Quemaduras de tercer grado: notas sobre «Guía para una enseñanza antiracista en Puerto Rico»
Al igual que tantos otros aficionados del parvo, pero potente, cine caribeño, he visto y mostrado esta película incontables veces. Una y otra vez me ha resultado imposible no endosar y admirar el coraje y la firmeza de esa abuelaza negra, M’man Tine, cuyas comadres simbólicas reconocemos en nuestros propios álbumes familiares. Una y otra vez me ha resultado inevitable emocionarme e identificarme con las vicisitudes y los logros de José, un “negrito” que, distinto a aquel que nuestro José Luis González dejó ahogar de miseria y desesperanza en el fondo del caño, Zobel transforma en peregrino entre dos mundos que aparentan ser opuestos, pero son complejamente simbióticos; en sobreviviente del desarraigo y la dislocación que nutre no solo su cuerpo, sino su singular espíritu y su dotado intelecto; en fin, en un negrito que “makes it.”
¿Cómo no conmovernos ante esta historia redentora? Después de todo, la lucha que M’man Tine lega, cual deuda histórica, a su nieto afrodiaspórico es la lucha por la escolaridad, por la aceptación e integración de nuestro pequeño héroe subalterno en una institución que se nos ha prometido, desde la Revolución francesa, como agente nivelador y vía de acceso a la ciudadanía plena.
Ahora bien, el sabor que nos deja Sugar Cane Alley carga el lastre agridulce de la plantación de caña. Cultivamos a un José “ilustrado” en el sistema educativo colonial francés y a su vez cosechamos un fruto tan amargo como los escupitajos tabacosos de su abuela. Más allá de la trama centrada en la conflictiva, pero aparentemente consumada, integración de José en Fort-de-France nos queda la historia. En el lenguaje cinematográfico la historia comprende no solo los elementos diegéticos y no diegéticos de la trama, sino que se nutre además de elementos extrafílmicos. Tomándolos en cuenta, en su debido contexto, resulta inevitable detenerse a ponderar varias preguntas que tienen todo que ver con el recién publicado libro que motiva este escrito. ¿Cuál sería la educación que recibiría nuestro “personaje” José en estas instituciones? ¿Cuál sería la transformación que su cruce, o encrucijada, le depararía? ¿Cómo conjugaría esa instrucción con la formación política e histórica que recibió del viejo Médouze, cuya muerte anunciada desde el inicio del filme es también metáfora del desvanecimiento de la memoria africana? ¿Qué sobreviviría del recio legado de M’man Tine, quien también fallece, debilitada y sola, en la plantación que José dejó atrás? En fin: ¿hasta qué punto el “making it” de José, su salida del callejón de los negros, no es también su entrada al túnel del “self-hatred” que tanto preocupó a Fanon y que debería aún preocuparnos en estas latitudes?
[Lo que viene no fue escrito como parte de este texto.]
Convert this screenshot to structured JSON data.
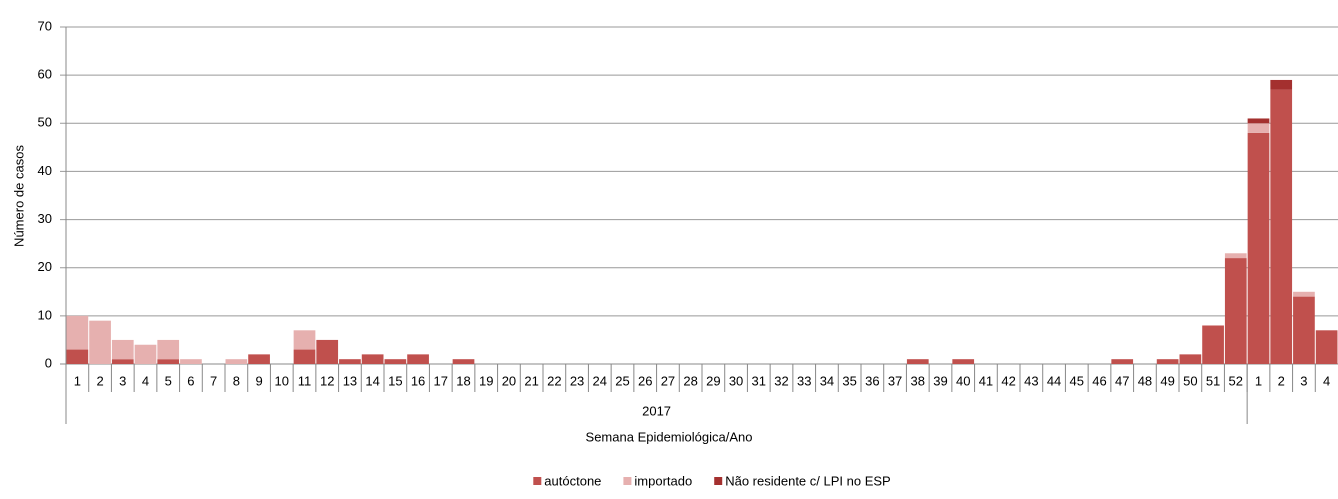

El “cuento” de la redención individual a través de la educación formal es ya proverbial: una narrativa normativa que nos cuesta disputar, especialmente a aquellos para quienes se ha convertido en faena. La necesidad de hacerlo y de hacerlo de forma creativa y constructiva es justamente lo que el libro Arrancando mitos de raíz: guía para una enseñanza antirracista de la herencia africana en Puerto Rico (2013) puntualiza. Se trata de un texto híbrido que armoniza con elocuencia y elegancia varios propósitos: provee una re-lectura histórica, divulga resultados de investigación, orquesta estratégicamente voces testimoniales y plantea planes de acción en pos de nuestra necesaria y urgente re-educación. Esta autodenominada “guía”—un apelativo que, a mi juicio, le queda corto—nos obliga a ponderar los desfases, desaciertos y destinos de los Josés que habitan entre y en nosotros, así como las compejidades y complicidades del sistema, indefectiblemente racializado y siempre encarnado por sujetos históricos, en el que los y nos educamos.
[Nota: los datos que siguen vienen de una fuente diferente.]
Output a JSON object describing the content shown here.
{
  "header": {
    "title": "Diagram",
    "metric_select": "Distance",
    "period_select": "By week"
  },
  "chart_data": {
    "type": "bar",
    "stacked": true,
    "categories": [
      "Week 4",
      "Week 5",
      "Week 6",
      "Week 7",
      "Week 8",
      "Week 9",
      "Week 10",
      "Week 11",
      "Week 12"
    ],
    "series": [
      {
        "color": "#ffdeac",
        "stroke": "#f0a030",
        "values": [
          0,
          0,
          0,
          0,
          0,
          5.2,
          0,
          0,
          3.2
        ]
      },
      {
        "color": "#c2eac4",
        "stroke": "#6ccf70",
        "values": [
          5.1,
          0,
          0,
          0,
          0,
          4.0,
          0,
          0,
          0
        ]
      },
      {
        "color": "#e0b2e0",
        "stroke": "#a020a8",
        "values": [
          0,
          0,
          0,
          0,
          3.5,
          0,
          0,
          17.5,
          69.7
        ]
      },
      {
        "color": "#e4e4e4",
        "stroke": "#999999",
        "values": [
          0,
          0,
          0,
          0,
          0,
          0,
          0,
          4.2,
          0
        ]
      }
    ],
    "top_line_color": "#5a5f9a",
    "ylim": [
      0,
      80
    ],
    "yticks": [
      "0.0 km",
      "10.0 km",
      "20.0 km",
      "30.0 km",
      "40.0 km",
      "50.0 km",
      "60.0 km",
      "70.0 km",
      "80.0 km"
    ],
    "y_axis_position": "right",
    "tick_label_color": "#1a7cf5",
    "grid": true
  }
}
Según indican las autoras —Isar Godreau, Mariluz Franco, Hilda Llórens, María Reinat, Inés Canabal y Jessica Aymeé Gaspar— el objetivo central de la guía es “orientar al futuro maestro de escuela elemental sobre contenidos alternativos, modelos, actividades que enaltezcan, valoren y afirmen la negritud de manera que se minimice, desde una etapa temprana, el impacto del discrimen racial” y el racismo institucional en sus estudiantes. Es, en su terminología, una “guía para una enseñanza antirracista” que parte de la constatada y constatable realidad que lamentablemente todavía hoy nos negamos a aceptar: que el racismo en Puerto Rico existe, que es rampante, que tiene efectos perniciosos para quienes lo sufren y para quienes lo practican (que muchas veces somos los mismos) y que es avalado por nuestras instituciones, especialmente las educativas y las culturales. El texto es, entonces, una intervención crítica y práctica para alfabetizarnos e ilustrarnos a contrapelo de saberes y valores (la palabra in en nuestros ámbitos educativos hoy día) que hemos tomado por hechos.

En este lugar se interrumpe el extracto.